Alex turned fully to him. “Am I supposed to believe you’ve never had a crying girl on your hands before?”

“Crying girls, as in I caused them to cry – yeah, been there plenty of times.” He dropped his head, suddenly heavy with the memories of women with mascara stains on their faces, Katie among them. “But this was different for me, so I hope I did ok?”

She said softly, “You were amazing,” and he almost missed it over the sizzle of the bacon and the whistle of the kettle. She was so withdrawn now, cool and professional Alex, the change making him nervous in his own kitchen.

Alex served up hot buttery toast, scrambled eggs, and crispy bacon, and, with the food and coffee, they both started to feel a little more awake, a little more human. But Alex wasn’t saying much and Dan could see that she wanted to cut and run.
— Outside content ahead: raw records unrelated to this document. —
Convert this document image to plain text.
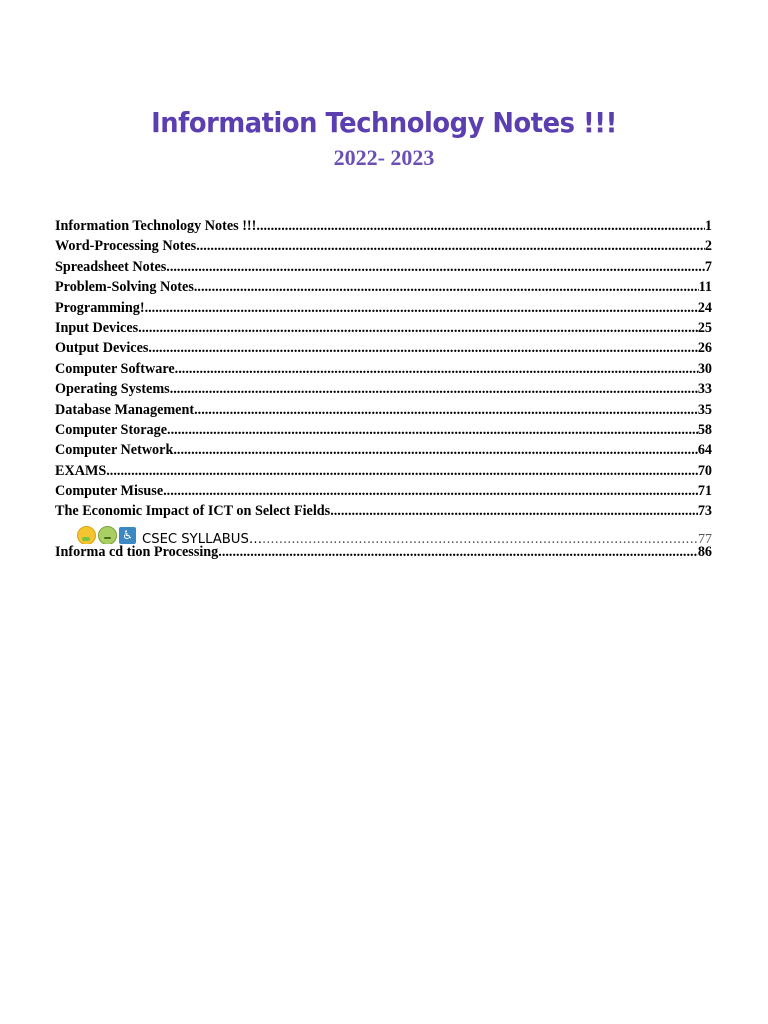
Information Technology Notes !!!
2022- 2023
Information Technology Notes !!! .....	1
Word-Processing Notes .....	2
Spreadsheet Notes .....	7
Problem-Solving Notes .....	11
Programming! .....	24
Input Devices .....	25
Output Devices .....	26
Computer Software .....	30
Operating Systems .....	33
Database Management .....	35
Computer Storage .....	58
Computer Network .....	64
EXAMS .....	70
Computer Misuse .....	71
The Economic Impact of ICT on Select Fields .....	73
♿ CSEC SYLLABUS… .....	77
Informa cd tion Processing .....	86
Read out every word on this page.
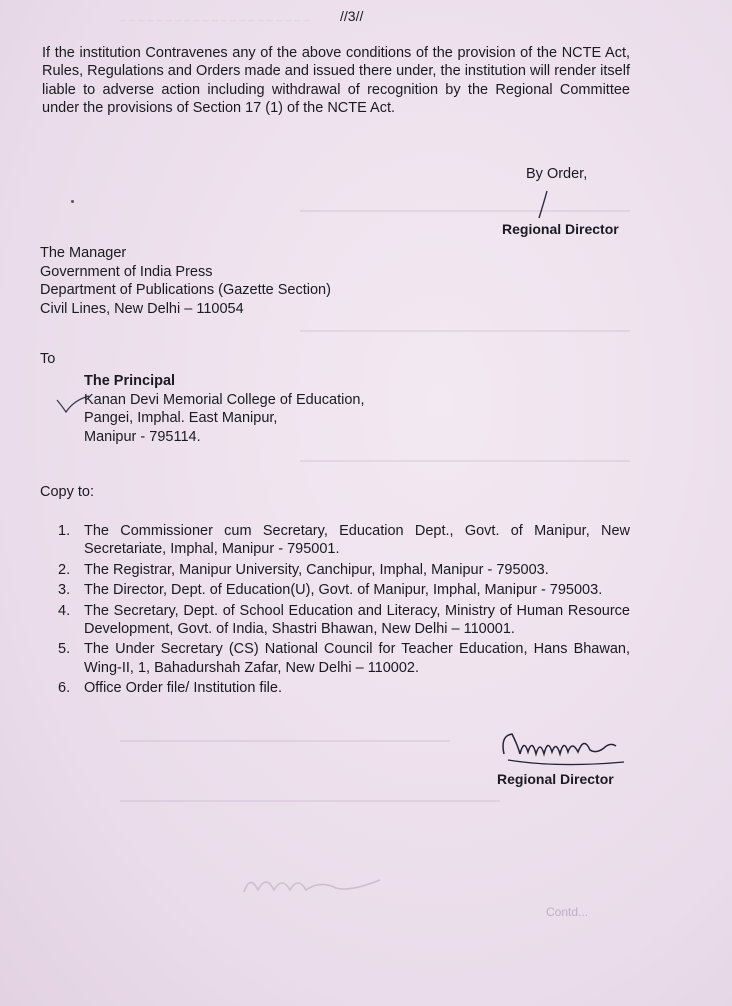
_ _ _ _ _ _ _ _ _ _ _ _ _ _ _ _ _ _ _ _ _ //3//

If the institution Contravenes any of the above conditions of the provision of the NCTE Act, Rules, Regulations and Orders made and issued there under, the institution will render itself liable to adverse action including withdrawal of recognition by the Regional Committee under the provisions of Section 17 (1) of the NCTE Act.

By Order,
Regional Director
The Manager
Government of India Press
Department of Publications (Gazette Section)
Civil Lines, New Delhi – 110054
To
The Principal
Kanan Devi Memorial College of Education,
Pangei, Imphal. East Manipur,
Manipur - 795114.
Copy to:
1. The Commissioner cum Secretary, Education Dept., Govt. of Manipur, New Secretariate, Imphal, Manipur - 795001.
2. The Registrar, Manipur University, Canchipur, Imphal, Manipur - 795003.
3. The Director, Dept. of Education(U), Govt. of Manipur, Imphal, Manipur - 795003.
4. The Secretary, Dept. of School Education and Literacy, Ministry of Human Resource Development, Govt. of India, Shastri Bhawan, New Delhi – 110001.
5. The Under Secretary (CS) National Council for Teacher Education, Hans Bhawan, Wing-II, 1, Bahadurshah Zafar, New Delhi – 110002.
6. Office Order file/ Institution file.
Regional Director
Contd...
He didn’t blame her.

At the front door, being quiet with each other blossomed into full blown awkwardness, the two of them trying not to touch in the narrow hallway, with Jeff tangling between their legs. Dan opened the door and stood back to let Alex through, Jeff choosing the moment to throw himself bodily across the doorstep.
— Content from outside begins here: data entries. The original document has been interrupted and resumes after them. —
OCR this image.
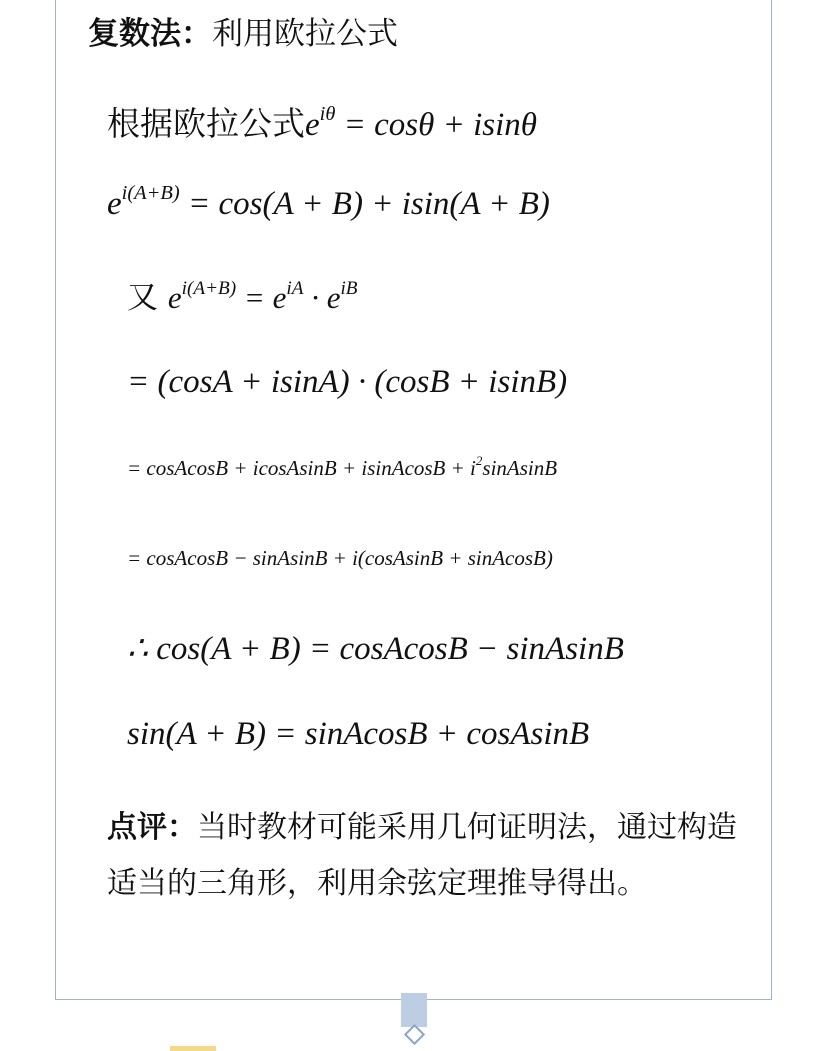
复数法：利用欧拉公式
根据欧拉公式$e^{i\theta} = \cos\theta + isin\theta$
$e^{i(A+B)} = \cos(A + B) + isin(A + B)$
又 $e^{i(A+B)} = e^{iA} \cdot e^{iB}$
= (cosA + isinA) · (cosB + isinB)
= cosAcosB + icosAsinB + isinAcosB + $i^2sinAsinB$
= cosAcosB − sinAsinB + i(cosAsinB + sinAcosB)
∴ cos(A + B) = cosAcosB − sinAsinB
sin(A + B) = sinAcosB + cosAsinB
点评：当时教材可能采用几何证明法，通过构造适当的三角形，利用余弦定理推导得出。
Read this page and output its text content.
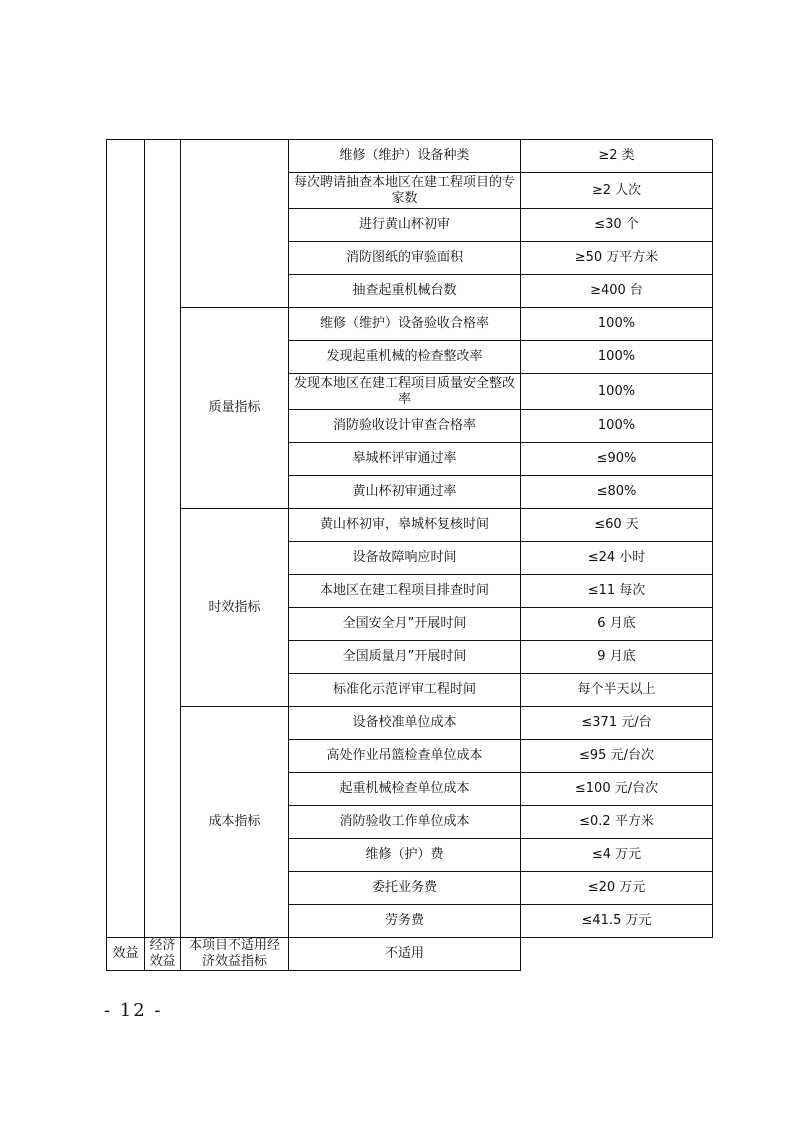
			维修（维护）设备种类	≥2 类
			每次聘请抽查本地区在建工程项目的专家数	≥2 人次
			进行黄山杯初审	≤30 个
			消防图纸的审验面积	≥50 万平方米
			抽查起重机械台数	≥400 台
		质量指标	维修（维护）设备验收合格率	100%
			发现起重机械的检查整改率	100%
			发现本地区在建工程项目质量安全整改率	100%
			消防验收设计审查合格率	100%
			皋城杯评审通过率	≤90%
			黄山杯初审通过率	≤80%
		时效指标	黄山杯初审，皋城杯复核时间	≤60 天
			设备故障响应时间	≤24 小时
			本地区在建工程项目排查时间	≤11 每次
			全国安全月”开展时间	6 月底
			全国质量月”开展时间	9 月底
			标准化示范评审工程时间	每个半天以上
		成本指标	设备校准单位成本	≤371 元/台
			高处作业吊篮检查单位成本	≤95 元/台次
			起重机械检查单位成本	≤100 元/台次
			消防验收工作单位成本	≤0.2 平方米
			维修（护）费	≤4 万元
			委托业务费	≤20 万元
			劳务费	≤41.5 万元
效益	经济效益	本项目不适用经济效益指标	不适用	
- 12 -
“Out!” he snapped, making both Jeff and Alex start. Jeff retreated to the landing and Dan said, “Sorry.” He didn’t want Alex to go, but knew she would. She shouldered her bag and moved past him.
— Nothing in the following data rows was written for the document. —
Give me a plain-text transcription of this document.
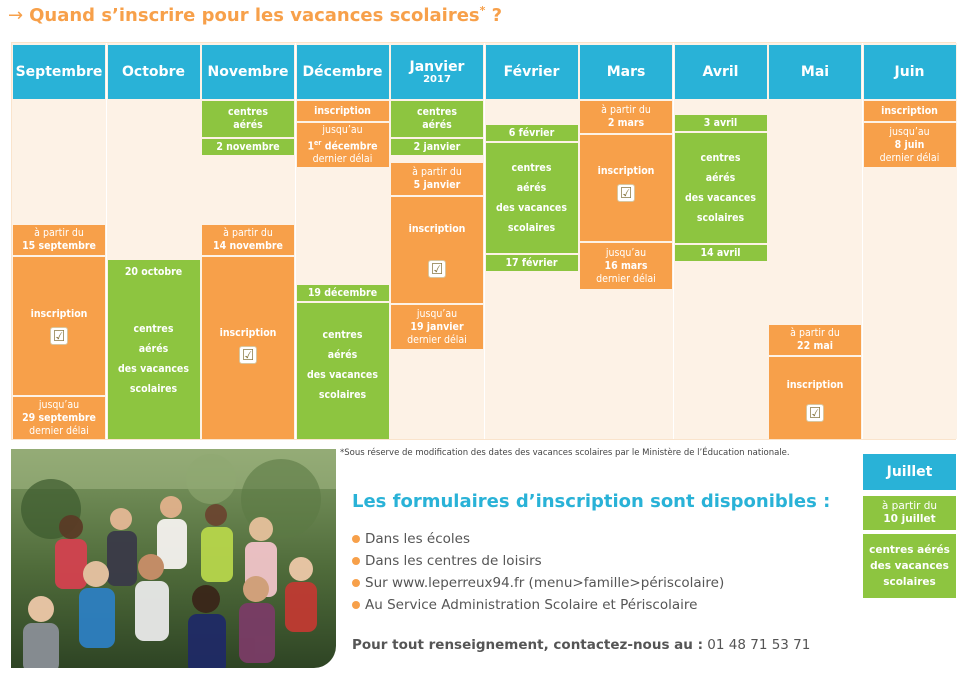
→ Quand s’inscrire pour les vacances scolaires* ?
Septembre
à partir du
15 septembre
inscription
☑
jusqu’au
29 septembre
dernier délai
Octobre
20 octobre
centres
aérés
des vacances
scolaires
Novembre
centres
aérés
2 novembre
à partir du
14 novembre
inscription
☑
Décembre
inscription
jusqu’au
1er décembre
dernier délai
19 décembre
centres
aérés
des vacances
scolaires
Janvier
2017
centres
aérés
2 janvier
à partir du
5 janvier
inscription
☑
jusqu’au
19 janvier
dernier délai
Février
6 février
centres
aérés
des vacances
scolaires
17 février
Mars
à partir du
2 mars
inscription
☑
jusqu’au
16 mars
dernier délai
Avril
3 avril
centres
aérés
des vacances
scolaires
14 avril
Mai
à partir du
22 mai
inscription
☑
Juin
inscription
jusqu’au
8 juin
dernier délai
*Sous réserve de modification des dates des vacances scolaires par le Ministère de l’Éducation nationale.
Les formulaires d’inscription sont disponibles :
Dans les écoles
Dans les centres de loisirs
Sur www.leperreux94.fr (menu>famille>périscolaire)
Au Service Administration Scolaire et Périscolaire
Pour tout renseignement, contactez-nous au : 01 48 71 53 71
Juillet
à partir du
10 juillet
centres aérés
des vacances
scolaires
“Alex.” She turned back. “A friend would give you a hug right about now, if you’d let him?’’ He opened his arms just like he’d done in the hallway only a few hours ago. She hesitated, then walked into his arms and he folded her into a hug while she rested her forehead on his chest. As she lifted her eyes to look at him, he placed a soft kiss on her cheek, like the one she’d first given him. “Take it easy, Alex.”

She nodded and he released her. She stepped around Jeff and was gone, leaving Dan confused, concerned, and bloody grateful his farewell had included her proper name and not his habitual see-a-girl-off-in-the-hallway failsafe.

“There’s this bloke at work, he’s got this mate who’s a girl, and he’s got a steady girlfriend. And last night, the friend who’s a girl, not the girlfriend, has a sleep over. You with me? Anyway this guy wants us to believe it’s all innocent and nothing happened. It’s completely suss, if you ask me,” said Ant, downing his beer.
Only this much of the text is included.